Je ne dis pas que Satan n’existe pas : je dis que je ne crois pas en lui. Un Chrétien doit-il croire à Satan? Un Chrétien croit au Christ, pas au diable! 

 

Le critique, l’avocat de la Couronne

«Mais la Bible parle du Diable!». D’un côté, ce n’est guère surprenant parce que la croyance aux démons constitue un archétype universel. Mais d’un autre côté, Satan est discret dans l’Ancien Testament. Il faut fouiller longtemps avant de l’y trouver. On peut lire des livres entiers de l’Ancien Testament sans jamais y trouver la moindre allusion.

Job moqué par ses amis.
Miniature tirée des Très Riches Heures
du Duc de Berri, XVe siècle.


En fait, le seul livre de l’Ancien Testament où Satan est présent et actif est le livre de Job. Ma vision de Satan recoupe celle exprimée dans le livre de Job de l’Ancien Testament. Satan n’y est pas décrit comme un Ange déchu. Ce livre de Job est un conte spirituel, non un récit historique. Or, ce livre étonne : Satan et Dieu sont en bons termes qui discutent en se tutoyant! (Satan y est présenté comme «le satan» : l’auteur ne semble pas oser utiliser son nom). Satan semble même avoir le privilège de critiquer l’œuvre de Dieu. Le Seigneur s’informe de lui :
«D’où viens-tu?». Satan lui répond : «De parcourir la terre et d’y rôder». Le Seigneur reprit : «As-tu remarqué mon serviteur Job? Il n’a pas son pareil sur la terre : c’est un homme intègre et droit, qui craint Dieu et s’écarte du mal». «Facile!», rétorque Satan : Job a tout ce qu’il veut, ses entreprises fructifient et il est entouré de gens qui l’aiment. Satan est donc comme un critique qui est sceptique quant à la bonté de la Création (Genèse 1) : comme le fait dire Dostoïevski à son personnage Ivan Karamazov, «Ce n’est pas Dieu que je n’accepte pas, je n’accepte pas le monde qu’Il a créé». Satan est encore plus sceptique quant à la constance des humains – avouons que ces mêmes doutes nous assaillent souvent. Ainsi, Job n’est juste que parce qu’il mène une vie comblée! «Mais étends seulement la main, et touche à tout ce qu’il possède : je parie qu’il te maudira en face!». Le Seigneur relève le défi : «Soit! Tu as pouvoir sur tout ce qu’il possède, mais tu ne porteras pas la main sur lui». – je rappelle qu’il s’agit d’un conte spirituel : il ne faut pas l’interpréter comme un récit de faits historiques qui montrerait qu’un être humain n’est qu’un jouet pour le Seigneur et pour Satan! Donc, le Seigneur permet d’éprouver Job, et Satan n’y va pas de main morte : Job perd tout. Pire : plutôt que de le soutenir, ses amis viennent lui faire des remontrances – ne nous arrive-t-il pas d’avoir de tels amis ou d’être un tel ami pour notre prochain? Mais Job demeure fidèle et sa fortune sera rétablie.

Les souffrances de Job. 
Toile de Léon Bonnat, 1880


Satan n’a visiblement pas été entièrement convaincu. Il demeure dans le doute.
«Toi-même Seigneur, peut-être tomberais-tu si tu vivais les tentations terrestres?». Avant d’entreprendre sa vie publique, Jésus se retire donc au désert pour être à son tour éprouvé par Satan. Quelles épreuves? Pas combattre seul une légion romaine, ni affronter un puissant magicien. Pas déplacer une montagne, ni survivre à une bureaucratie en délire! Non. Des épreuves toutes simples: résister à la tentation du confort, à celle de la richesse matérielle et à celle du pouvoir. Hum, des épreuves où les humains (dont moi, mea culpa) échouent souvent en nourrissant le scepticisme de Satan. 

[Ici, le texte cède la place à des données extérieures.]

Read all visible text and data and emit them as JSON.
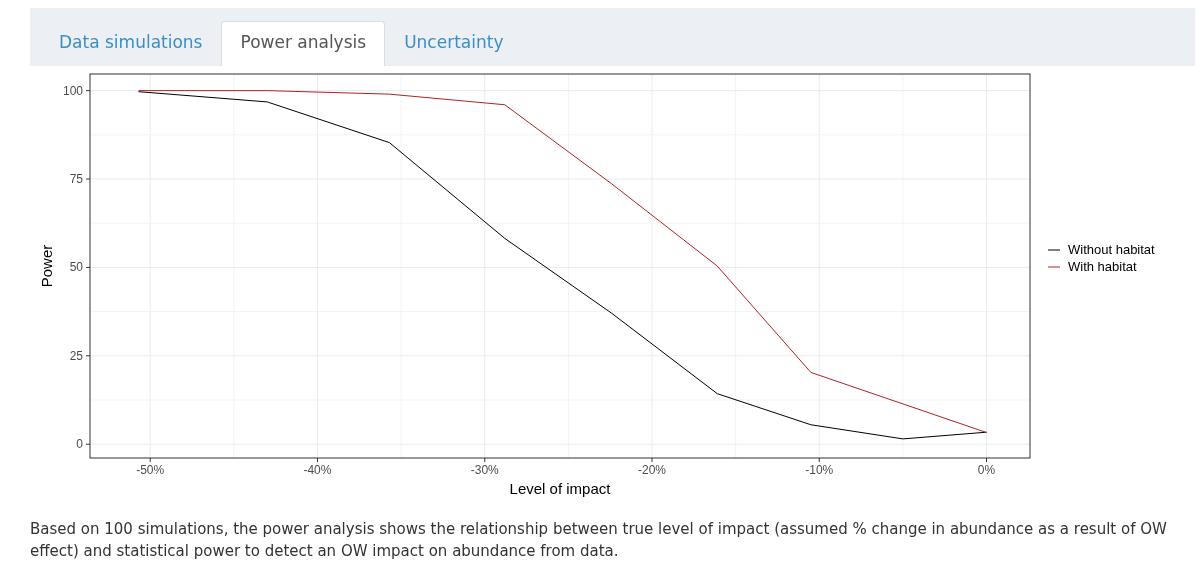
{
  "chart_data": {
    "type": "line",
    "xlabel": "Level of impact",
    "ylabel": "Power",
    "x": [
      -50.7,
      -43.0,
      -35.7,
      -28.8,
      -22.4,
      -16.1,
      -10.5,
      -5.0,
      0
    ],
    "series": [
      {
        "name": "Without habitat",
        "color": "#000000",
        "values": [
          99.7,
          96.8,
          85.3,
          58.2,
          37,
          14.3,
          5.5,
          1.5,
          3.4
        ]
      },
      {
        "name": "With habitat",
        "color": "#b22222",
        "values": [
          100,
          100,
          99,
          96,
          73.6,
          50.4,
          20.3,
          11.4,
          3.3
        ]
      }
    ],
    "xlim": [
      -53.6,
      2.6
    ],
    "ylim": [
      -3.9,
      104.7
    ],
    "xticks": [
      {
        "value": -50,
        "label": "-50%"
      },
      {
        "value": -40,
        "label": "-40%"
      },
      {
        "value": -30,
        "label": "-30%"
      },
      {
        "value": -20,
        "label": "-20%"
      },
      {
        "value": -10,
        "label": "-10%"
      },
      {
        "value": 0,
        "label": "0%"
      }
    ],
    "yticks": [
      0,
      25,
      50,
      75,
      100
    ],
    "grid": true,
    "legend": "right",
    "annotations": [
      "Data simulations",
      "Power analysis",
      "Uncertainty",
      "Based on 100 simulations, the power analysis shows the relationship between true level of impact (assumed % change in abundance as a result of OW effect) and statistical power to detect an OW impact on abundance from data."
    ]
  }
}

Jésus, lui, réussit. Mais comme Job, il essuiera des refus, des reniements, des trahisons de la part de son entourage. Comme Job toujours, il restera fidèle et accomplira sa mission jusqu’au bout. Au-delà même : par sa Résurrection, lui, «le Juste, justifiera les multitudes» (Isaïe 53, 11). Face à Satan procureur de la couronne, le Christ est notre avocat de la défense! 

 

Mani manigance

Représentation de Jésus comme
«prophète manichéen». Chine, XIIIe siècle


Cela ne signifie pas que le mal n'existe pas. Mais il n'y a pas le Bien et le Mal. La doctrine voulant que deux divinités opposées gouvernent le monde en une lutte permanente, le Bien et le Mal, n’est pas du tout chrétienne : elle provient du philosophe persan Mani qui l’a formulée au IIIe siècle. Mani s’inspirait lui-même de certaines religions antiques et aussi des courants gnostiques. Il y avait eu des courants gnostiques chrétiens dès le IIe siècle qui mariaient Évangile et ésotérisme. Poétique, hétéroclite et confus, le gnosticisme s’est exprimé dans de nombreux textes apocryphes qui n’ont jamais été reconnus comme canoniques, et pour cause. 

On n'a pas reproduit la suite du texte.